I have tred the well worn path of limitless mental toil,
I have stumbled under the heavy burden imposed by the cruel, tyrannical oppressors of my mind.
Although I have searched for many wearisome months,
There is no tangible, applicable answer that my soul can conceivably find.
There are so many people continually in my presence,
Who can’t seem to see my problem, except as a trifling abnormality,
I only wish they could see down deep in my troubled heart,
I wish they could see what is hidden inside; continually wounding and hurting me.
My Emotions have been torn, my heart has been broken,
It seems no matter where I go, or what I do,
I’m always hurting, and not another soul is aware,
There’s an eternal hollowness behind my eyes, that won’t go away
My throat is hoarse, and my brain confused;
There is a persisting disorder to my hair.
At the end of a long dark tunnel, I see a dim light, flickering,
Sometimes it fades entirely, sometimes it brightens intensely, filling me with hope.

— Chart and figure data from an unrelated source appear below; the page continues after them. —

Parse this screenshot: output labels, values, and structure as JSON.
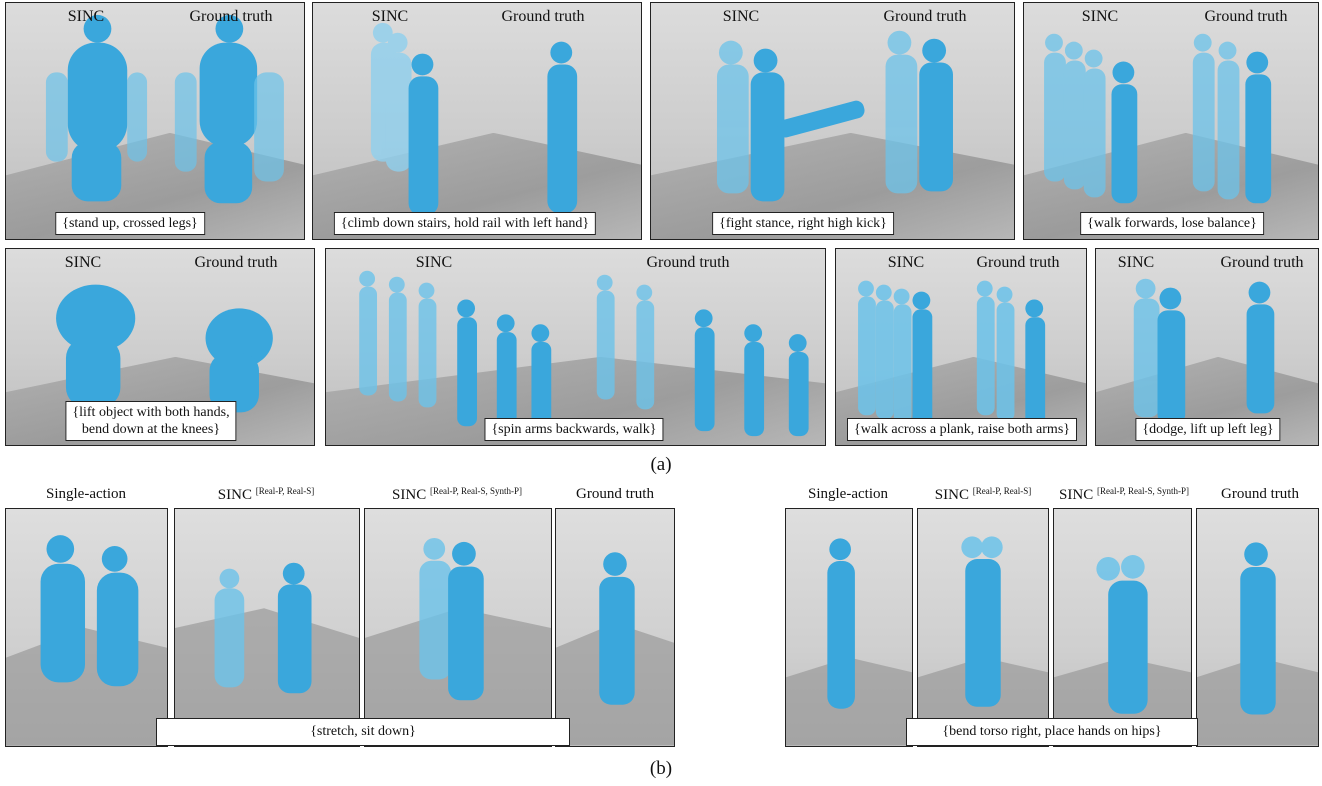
{
  "panels_a": [
    {
      "left": "SINC",
      "right": "Ground truth",
      "caption": "{stand up, crossed legs}"
    },
    {
      "left": "SINC",
      "right": "Ground truth",
      "caption": "{climb down stairs, hold rail with left hand}"
    },
    {
      "left": "SINC",
      "right": "Ground truth",
      "caption": "{fight stance, right high kick}"
    },
    {
      "left": "SINC",
      "right": "Ground truth",
      "caption": "{walk forwards, lose balance}"
    },
    {
      "left": "SINC",
      "right": "Ground truth",
      "caption1": "{lift object with both hands,",
      "caption2": "bend down at the knees}"
    },
    {
      "left": "SINC",
      "right": "Ground truth",
      "caption": "{spin arms backwards, walk}"
    },
    {
      "left": "SINC",
      "right": "Ground truth",
      "caption": "{walk across a plank, raise both arms}"
    },
    {
      "left": "SINC",
      "right": "Ground truth",
      "caption": "{dodge, lift up left leg}"
    }
  ],
  "label_a": "(a)",
  "group_b": [
    {
      "headers": {
        "single": "Single-action",
        "sinc1": "SINC",
        "sinc1_sup": "[Real-P, Real-S]",
        "sinc2": "SINC",
        "sinc2_sup": "[Real-P, Real-S, Synth-P]",
        "gt": "Ground truth"
      },
      "caption": "{stretch, sit down}"
    },
    {
      "headers": {
        "single": "Single-action",
        "sinc1": "SINC",
        "sinc1_sup": "[Real-P, Real-S]",
        "sinc2": "SINC",
        "sinc2_sup": "[Real-P, Real-S, Synth-P]",
        "gt": "Ground truth"
      },
      "caption": "{bend torso right, place hands on hips}"
    }
  ],
  "label_b": "(b)",
  "colors": {
    "body": "#4fb6e3",
    "body_dark": "#2c95cc",
    "body_light": "#8fd0ee"
  }
}
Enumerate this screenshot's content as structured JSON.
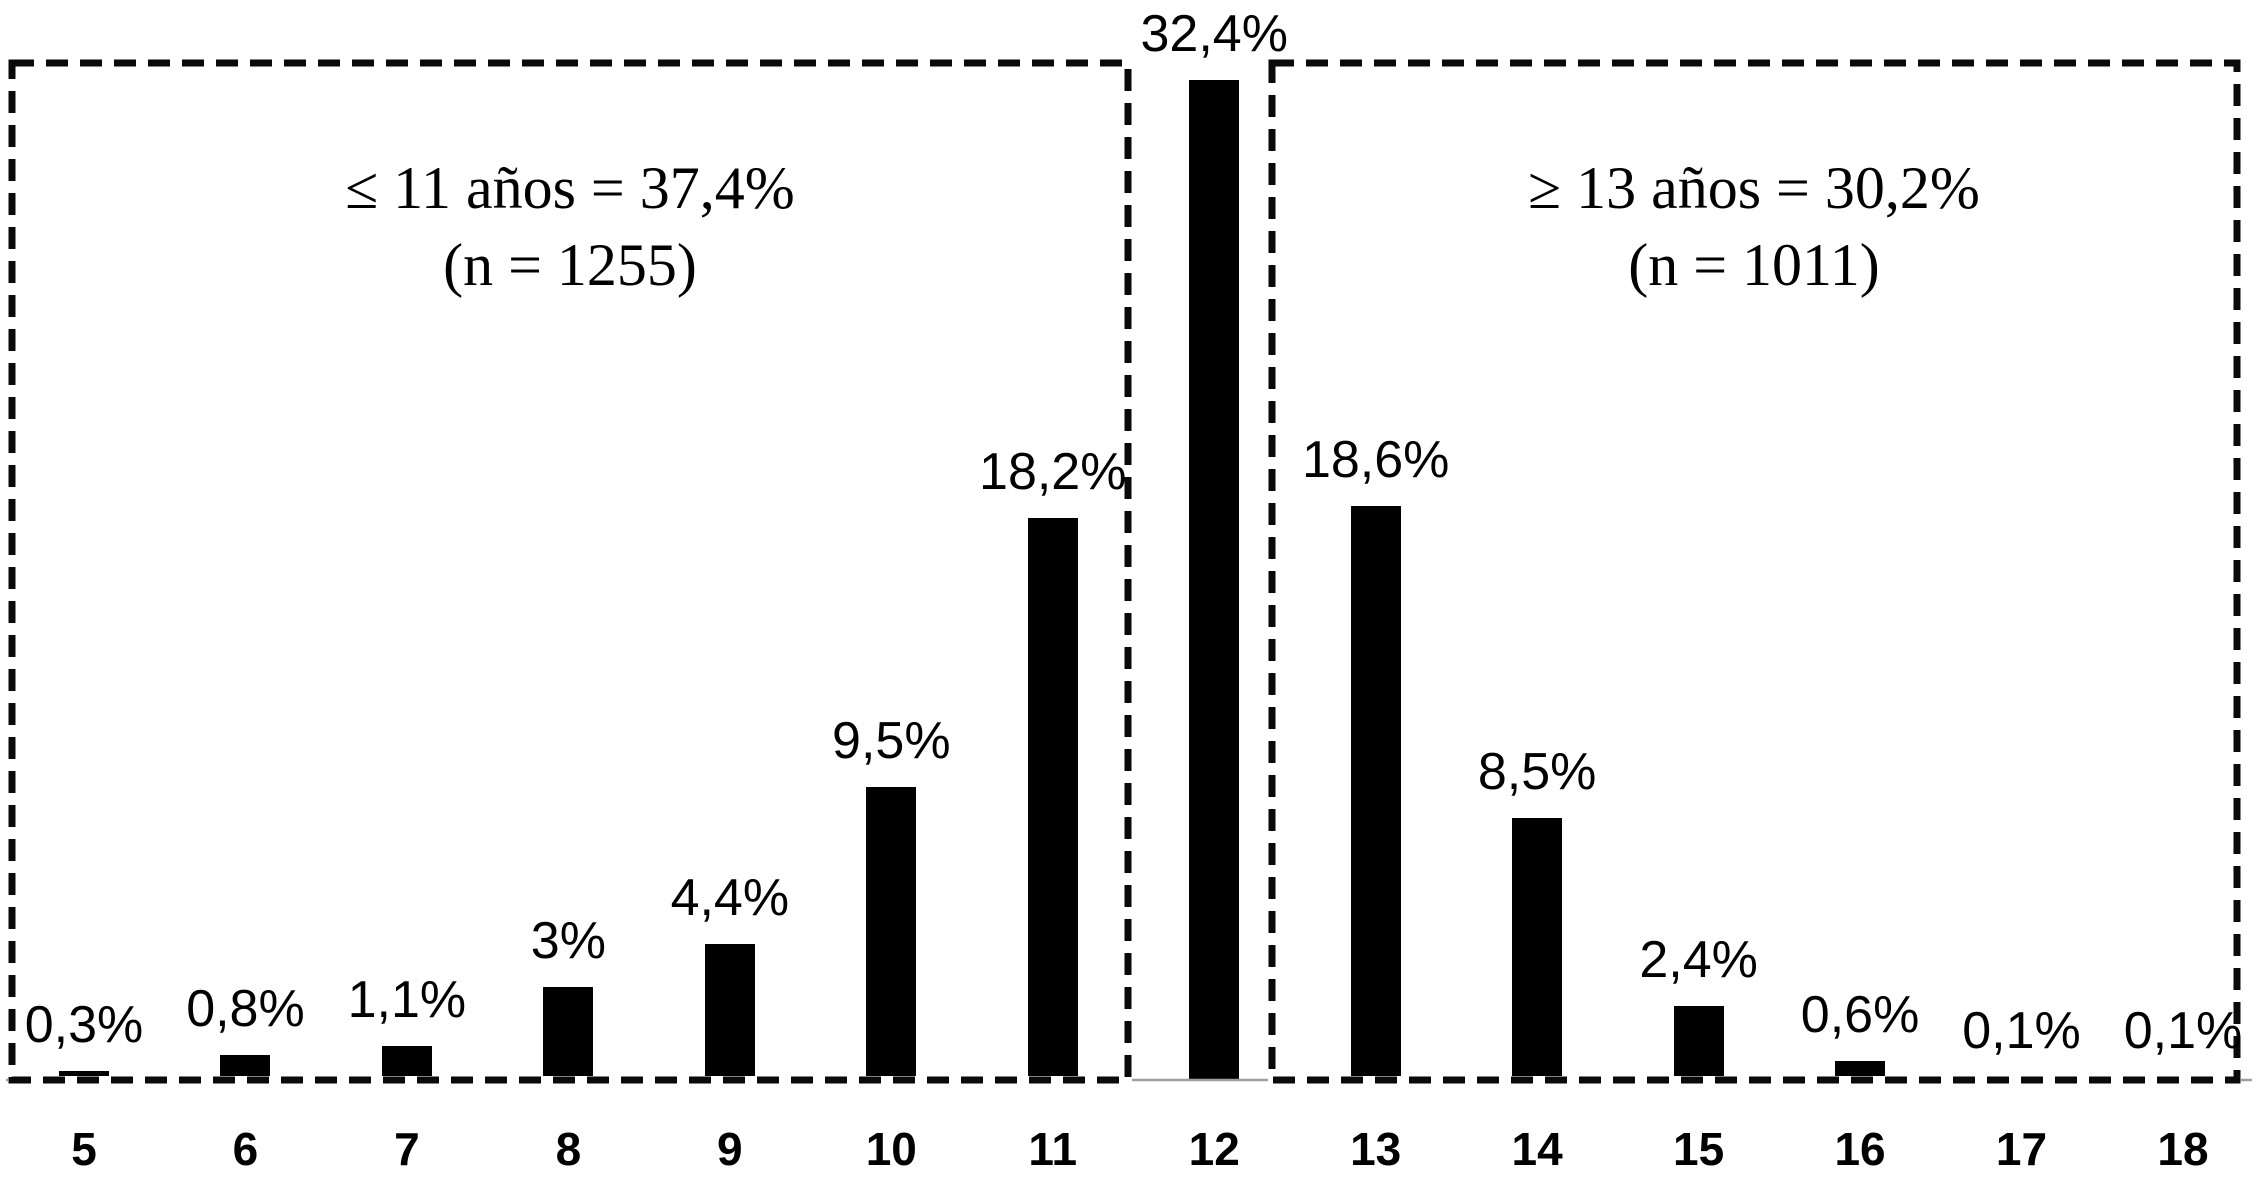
{
  "chart_data": {
    "type": "bar",
    "title": "",
    "xlabel": "",
    "ylabel": "",
    "ylim": [
      0,
      34
    ],
    "grid": false,
    "legend": null,
    "categories": [
      "5",
      "6",
      "7",
      "8",
      "9",
      "10",
      "11",
      "12",
      "13",
      "14",
      "15",
      "16",
      "17",
      "18"
    ],
    "values": [
      0.3,
      0.8,
      1.1,
      3,
      4.4,
      9.5,
      18.2,
      32.4,
      18.6,
      8.5,
      2.4,
      0.6,
      0.1,
      0.1
    ],
    "value_labels": [
      "0,3%",
      "0,8%",
      "1,1%",
      "3%",
      "4,4%",
      "9,5%",
      "18,2%",
      "32,4%",
      "18,6%",
      "8,5%",
      "2,4%",
      "0,6%",
      "0,1%",
      "0,1%"
    ],
    "annotations": [
      {
        "side": "left",
        "line1": "≤ 11 años = 37,4%",
        "line2": "(n = 1255)",
        "covers_categories": [
          "5",
          "11"
        ]
      },
      {
        "side": "right",
        "line1": "≥ 13 años = 30,2%",
        "line2": "(n = 1011)",
        "covers_categories": [
          "13",
          "18"
        ]
      }
    ],
    "colors": {
      "bar": "#000000",
      "box_border": "#0a0a0a",
      "baseline": "#9e9e9e",
      "text": "#000000"
    }
  }
}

In the darkness, I’m continually falling to the rocky ground, losing my way
I’m not sure what choice to make, which path to take; maybe I’ll never know
I keep expecting the horrid pressure to decrease, the hurting to cease,
But it never does, and I keep trudging,
continually hounded by my environment.
The cold specter of insanity encircles me on every side,
Offering release from the hurt and pain of this cruel world I’m living in.
Please God, if you are really there, save me from this mess,
Sometimes I feel you there, and sometimes
I just can’t perceive your presence,
Please give me a sign or speak to me in some way,
give me someone to understand
Just let me know you’re out there, or I might cease to be a man.
According to my journal, I wrote this in the car on the way to a Christian "skate night"
at an area roller skating rink. “I was really needing to be comforted, because I have
this continuing feeling that I’m inferior because I can’t find a girlfriend.”.